Karısı Aylin Pamuk bile aristokrat. Aylin hanımın anne

tarafı Beyaz Rusya’dan göç etmiş ve daha sonra Osmanlı

hizmetine girmiş bir Rus soylusuna dayanmakta. Babası

ise Osmanlı Adliye Nazırı Kazım Beyin oğlu. Kısacası

sevgili dostlar bugün Türkiye’deki sisteme binlerce

eleştiri yağdıran Orhan Pamuk bu eleştirileri yapacak

en son kişidir çünkü Osmanlıdan beri bu ülkeyi yöneten

aristokrasinin tam bir üyesi kendileri. Peki Orhan

Pamukta oluşan bu sistem düşmanlığı nereden

kaynaklanıyor ve acaba “yapay” bir düşmanlık mı

sorularına cevap arayalım.

Orhan Pamuğun hayatının ilk evrelerine baktığımız

zaman koca bir başarısızlık olduğunu görüyoruz. 30

yaşına kadar iki okul değiştirmiş ve sırf askerliğini

kısa dönem yapmak için Gazetecilik okumuş bir insan.

İlk başlarda ressam olmak isterken sonra yazarlığa

sarıyor. Yıllarca evinin odasına kapanarak ödüller

alan ama kimsenin para vermek istemediği romanlar

yazıyor. Tam artık buraya kadarmış aşamasına geldiği

anda sihirli bir değnek değmiş gibi Orhan Pamuğun

kitapları satmaya ve yurtdışında tanınmaya başlıyor.

Peki bu sihirli değnek acaba nerede değmiş olabilir.

Benim kanaatimce bu değneğin izini Amerika’da sürmek

lazımdır.

Amerika’ya gitmeden önce Orhan Pamuk üzerinde derin

etkileri olduğu anlaşılan birisinden bahsetmek lazım.

Bu kişi Orhan Pamuğun erkek kardeşi Şevket Pamuk.

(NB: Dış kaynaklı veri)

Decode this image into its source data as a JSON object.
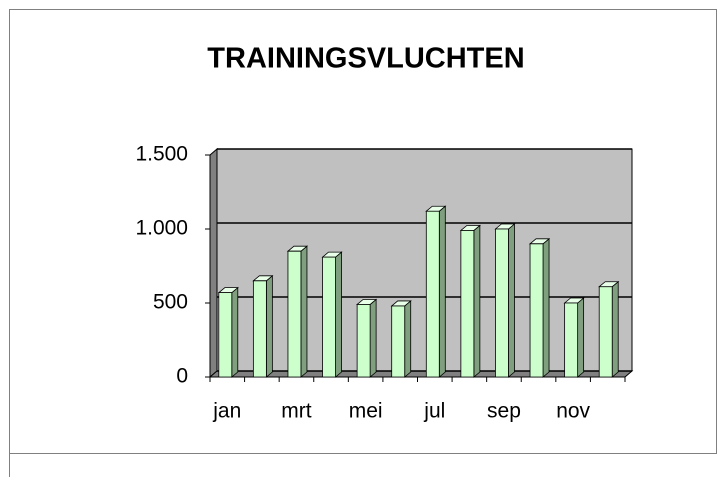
{
  "chart_data": {
    "type": "bar3d",
    "title": "TRAININGSVLUCHTEN",
    "categories": [
      "jan",
      null,
      "mrt",
      null,
      "mei",
      null,
      "jul",
      null,
      "sep",
      null,
      "nov",
      null
    ],
    "values": [
      570,
      650,
      850,
      810,
      490,
      480,
      1120,
      990,
      1000,
      900,
      500,
      610
    ],
    "color": "#ccffcc",
    "ylim": [
      0,
      1500
    ],
    "yticks": [
      0,
      500,
      {
        "value": 1000,
        "label": "1.000"
      },
      {
        "value": 1500,
        "label": "1.500"
      }
    ],
    "grid": true
  }
}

Şevket Pamuk Orhan Pamuğun ilk dönemlerinin aksine

oldukça başarılı bir insan. Amerika’da Yale,Berkeley

gibi sağlam üniversitelerde ekonomi okuduktan sonra

Türkiye’de bir çok üniversitede ders veren Şevket

Pamuk Osmanlı ekonomisi üzerinde tanınmış bir uzman.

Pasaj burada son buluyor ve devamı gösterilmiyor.